Mark Jones, a former ATF agent who held various supervisory positions before retiring in 2011, told The Trace that the bureau’s reluctance to classify brace-equipped pistols under the NFA reflected a “laissez-faire attitude” about the firearms industry that became prevalent under the Trump administration. 

“ATF puts so few resources toward the regulatory side anymore, and it’s been that way for a while now because they’re terrified of being criticized by the firearms industry,” Jones said. “This is a short-barreled rifle that isn’t classified as a short-barreled rifle, and these now-ubiquitous things have been in at least two mass shootings.” 

In 2012, Bosco’s company, SB Tactical, won approval from the ATF to begin selling stabilizing braces free from NFA restrictions.
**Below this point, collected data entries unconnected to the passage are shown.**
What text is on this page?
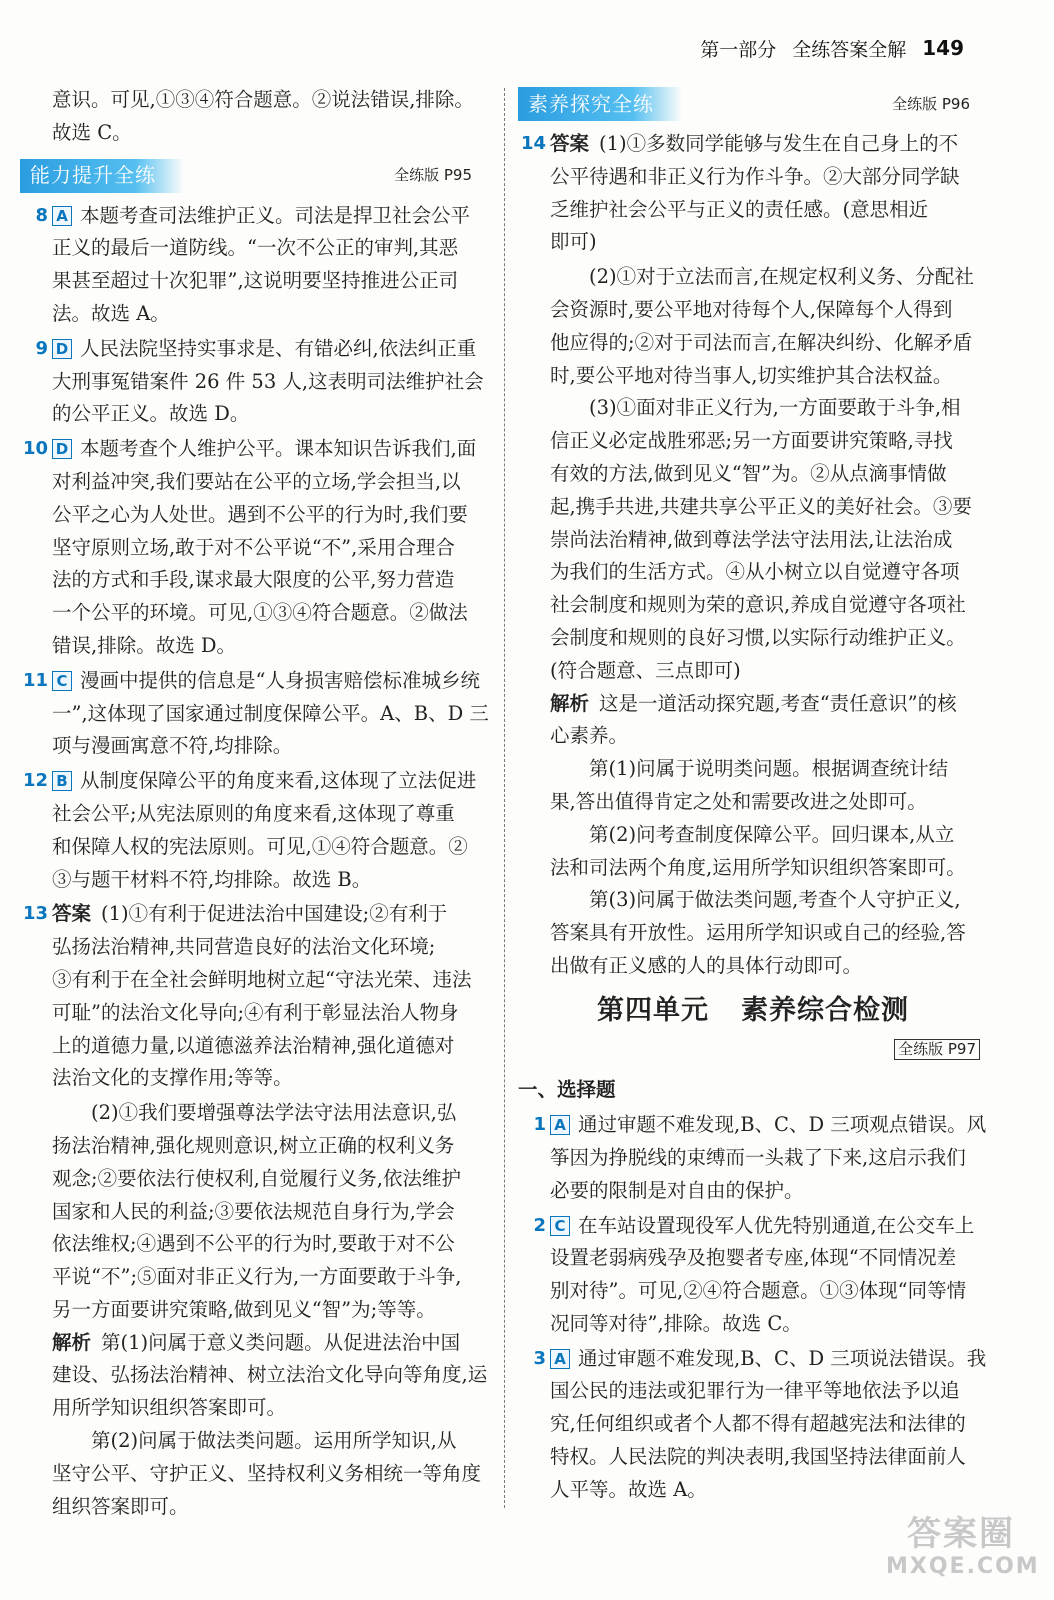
第一部分 全练答案全解 149

意识。可见,①③④符合题意。②说法错误,排除。
故选 C。

能力提升全练	全练版 P95
8 A 本题考查司法维护正义。司法是捍卫社会公平
正义的最后一道防线。“一次不公正的审判,其恶
果甚至超过十次犯罪”,这说明要坚持推进公正司
法。故选 A。
9 D 人民法院坚持实事求是、有错必纠,依法纠正重
大刑事冤错案件 26 件 53 人,这表明司法维护社会
的公平正义。故选 D。
10 D 本题考查个人维护公平。课本知识告诉我们,面
对利益冲突,我们要站在公平的立场,学会担当,以
公平之心为人处世。遇到不公平的行为时,我们要
坚守原则立场,敢于对不公平说“不”,采用合理合
法的方式和手段,谋求最大限度的公平,努力营造
一个公平的环境。可见,①③④符合题意。②做法
错误,排除。故选 D。
11 C 漫画中提供的信息是“人身损害赔偿标准城乡统
一”,这体现了国家通过制度保障公平。A、B、D 三
项与漫画寓意不符,均排除。
12 B 从制度保障公平的角度来看,这体现了立法促进
社会公平;从宪法原则的角度来看,这体现了尊重
和保障人权的宪法原则。可见,①④符合题意。②
③与题干材料不符,均排除。故选 B。
13 答案 (1)①有利于促进法治中国建设;②有利于
弘扬法治精神,共同营造良好的法治文化环境;
③有利于在全社会鲜明地树立起“守法光荣、违法
可耻”的法治文化导向;④有利于彰显法治人物身
上的道德力量,以道德滋养法治精神,强化道德对
法治文化的支撑作用;等等。

(2)①我们要增强尊法学法守法用法意识,弘
扬法治精神,强化规则意识,树立正确的权利义务
观念;②要依法行使权利,自觉履行义务,依法维护
国家和人民的利益;③要依法规范自身行为,学会
依法维权;④遇到不公平的行为时,要敢于对不公
平说“不”;⑤面对非正义行为,一方面要敢于斗争,
另一方面要讲究策略,做到见义“智”为;等等。

解析 第(1)问属于意义类问题。从促进法治中国
建设、弘扬法治精神、树立法治文化导向等角度,运
用所学知识组织答案即可。

第(2)问属于做法类问题。运用所学知识,从
坚守公平、守护正义、坚持权利义务相统一等角度
组织答案即可。

素养探究全练	全练版 P96
14 答案 (1)①多数同学能够与发生在自己身上的不
公平待遇和非正义行为作斗争。②大部分同学缺
乏维护社会公平与正义的责任感。(意思相近
即可)

(2)①对于立法而言,在规定权利义务、分配社
会资源时,要公平地对待每个人,保障每个人得到
他应得的;②对于司法而言,在解决纠纷、化解矛盾
时,要公平地对待当事人,切实维护其合法权益。

(3)①面对非正义行为,一方面要敢于斗争,相
信正义必定战胜邪恶;另一方面要讲究策略,寻找
有效的方法,做到见义“智”为。②从点滴事情做
起,携手共进,共建共享公平正义的美好社会。③要
崇尚法治精神,做到尊法学法守法用法,让法治成
为我们的生活方式。④从小树立以自觉遵守各项
社会制度和规则为荣的意识,养成自觉遵守各项社
会制度和规则的良好习惯,以实际行动维护正义。
(符合题意、三点即可)

解析 这是一道活动探究题,考查“责任意识”的核
心素养。

第(1)问属于说明类问题。根据调查统计结
果,答出值得肯定之处和需要改进之处即可。

第(2)问考查制度保障公平。回归课本,从立
法和司法两个角度,运用所学知识组织答案即可。

第(3)问属于做法类问题,考查个人守护正义,
答案具有开放性。运用所学知识或自己的经验,答
出做有正义感的人的具体行动即可。

第四单元 素养综合检测
全练版 P97
一、选择题
1 A 通过审题不难发现,B、C、D 三项观点错误。风
筝因为挣脱线的束缚而一头栽了下来,这启示我们
必要的限制是对自由的保护。
2 C 在车站设置现役军人优先特别通道,在公交车上
设置老弱病残孕及抱婴者专座,体现“不同情况差
别对待”。可见,②④符合题意。①③体现“同等情
况同等对待”,排除。故选 C。
3 A 通过审题不难发现,B、C、D 三项说法错误。我
国公民的违法或犯罪行为一律平等地依法予以追
究,任何组织或者个人都不得有超越宪法和法律的
特权。人民法院的判决表明,我国坚持法律面前人
人平等。故选 A。
答案圈
MXQE.COM
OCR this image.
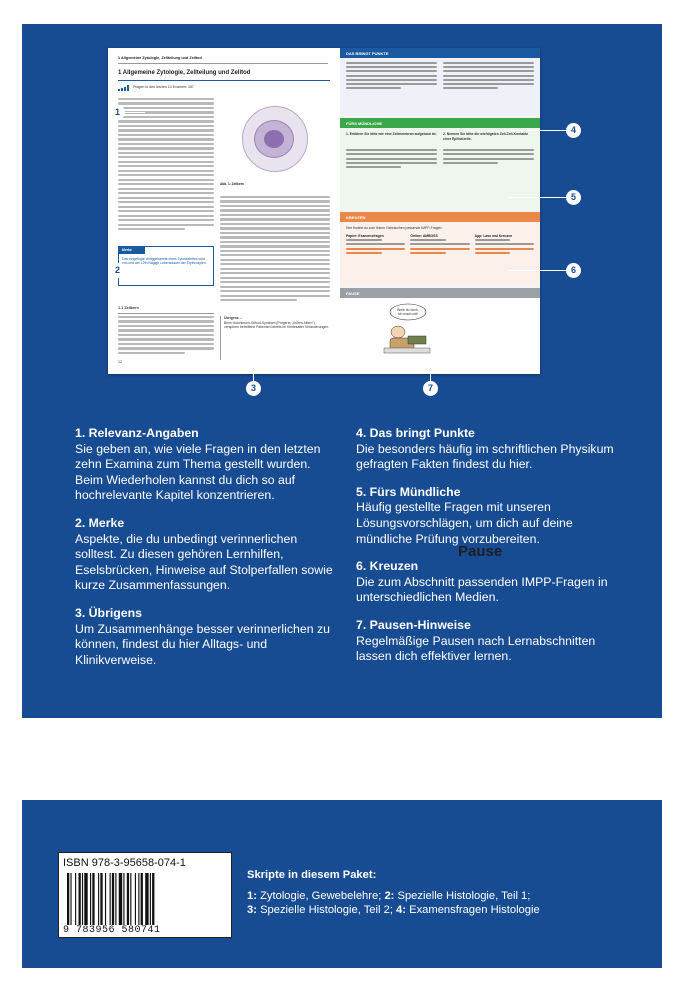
1 Allgemeine Zytologie, Zellteilung und Zelltod
1 Allgemeine Zytologie, Zellteilung und Zelltod
Fragen in den letzten 10 Examen: 157
Abb. 1: Zellkern
Merke
Das eingefügte Wiriggenannte eines Zytoskelettes wird von und der 12th Nägige Lebensdauer der Erythrozyten.
1.1 Zellkern
Übrigens ...
Beim Hutchinson-Gilford-Syndrom (Progerie, „frühes Altern“) verspüren betroffene Patienten bereits im Kindesalter Veränderungen.
12
DAS BRINGT PUNKTE
FÜRS MÜNDLICHE
1. Erklären Sie bitte wie eine Zellmembran aufgebaut ist. 2. Nennen Sie bitte die wichtigsten Zell-Zell-Kontakte einer Epithelzelle.
KREUZEN
Hier findest du zum linken Gebrauchen passende IMPP-Fragen:
Papier: Examensfragen	Online: AMBOSS	App: Lass mal Kreuzen
PAUSE
Bleib du doch,
ich mach mit!
Pause
1
2
3
4
5
6
7
1. Relevanz-Angaben
Sie geben an, wie viele Fragen in den letzten zehn Examina zum Thema gestellt wurden. Beim Wiederholen kannst du dich so auf hochrelevante Kapitel konzentrieren.
2. Merke
Aspekte, die du unbedingt verinnerlichen solltest. Zu diesen gehören Lernhilfen, Eselsbrücken, Hinweise auf Stolperfallen sowie kurze Zusammenfassungen.
3. Übrigens
Um Zusammenhänge besser verinnerlichen zu können, findest du hier Alltags- und Klinikverweise.
4. Das bringt Punkte
Die besonders häufig im schriftlichen Physikum gefragten Fakten findest du hier.
5. Fürs Mündliche
Häufig gestellte Fragen mit unseren Lösungsvorschlägen, um dich auf deine mündliche Prüfung vorzubereiten.
6. Kreuzen
Die zum Abschnitt passenden IMPP-Fragen in unterschiedlichen Medien.
7. Pausen-Hinweise
Regelmäßige Pausen nach Lernabschnitten lassen dich effektiver lernen.
ISBN 978-3-95658-074-1
9 783956 580741
Skripte in diesem Paket:
1: Zytologie, Gewebelehre; 2: Spezielle Histologie, Teil 1;
3: Spezielle Histologie, Teil 2; 4: Examensfragen Histologie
The company signed a distribution agreement with Sig Sauer the following year, and SB Tactical stabilizing braces hit the market a few months later. 

The ATF ruling shocked former bureau officials as a sharp departure from decades of thinking on what constitutes a short-barreled rifle under the NFA. 

“They’re selling by the millions, if not more,” said Rick Vasquez, a former head of the ATF’s Firearms and Ammunition Technology Division, the branch of ATF that oversees NFA-regulated firearms and the classification of new firearm products entering the market. “In 2012, ATF decided to overturn 31 years of policy of denying arm braces, and they did it on behalf of SB Tactical.” 

Other companies have since swooped in with their own lines of stabilizing braces, and sales have far exceeded the number of customers that would be expected if buyers were truly limited to people with disabilities, critics say. 

The Ruger AR-556 purchased by the Boulder gunman comes standard with a brace made by SB Tactical. The company did not respond for requests to comment. According to quarterly sales figures, Ruger’s AR-556 pistol, along with its four latest additional pistol offerings, netted the company $111 million last year, accounting for 22 percent  of the company’s sales. 

In more recent years, the ATF has issued a series of contradictory opinions on whether adding a brace to a pistol brings the weapon under the NFA, injecting uncertainty into the market, much to the chagrin of gun companies. 

The bureau said in an open letter published in 2015 that using a brace as a shoulder stock would constitute a “redesign” and trigger the NFA. But after President Trump won the White House, the second-highest ranking official at the ATF, Ronald Turk, circulated a white paper saying that the bureau’s 2015 opinion had caused “confusion and concern” within the gun industry. To mitigate this, Turk said, the ATF could remove the language on how using a brace as a stock constituted a redesign. 

According to records obtained via the Freedom of Information Act by the gun control group Brady, Turk authored his white paper with assistance from an attorney for SB Tactical. A few months later, the ATF sent a letter to SB Tactical reversing the bureau’s 2015 opinion.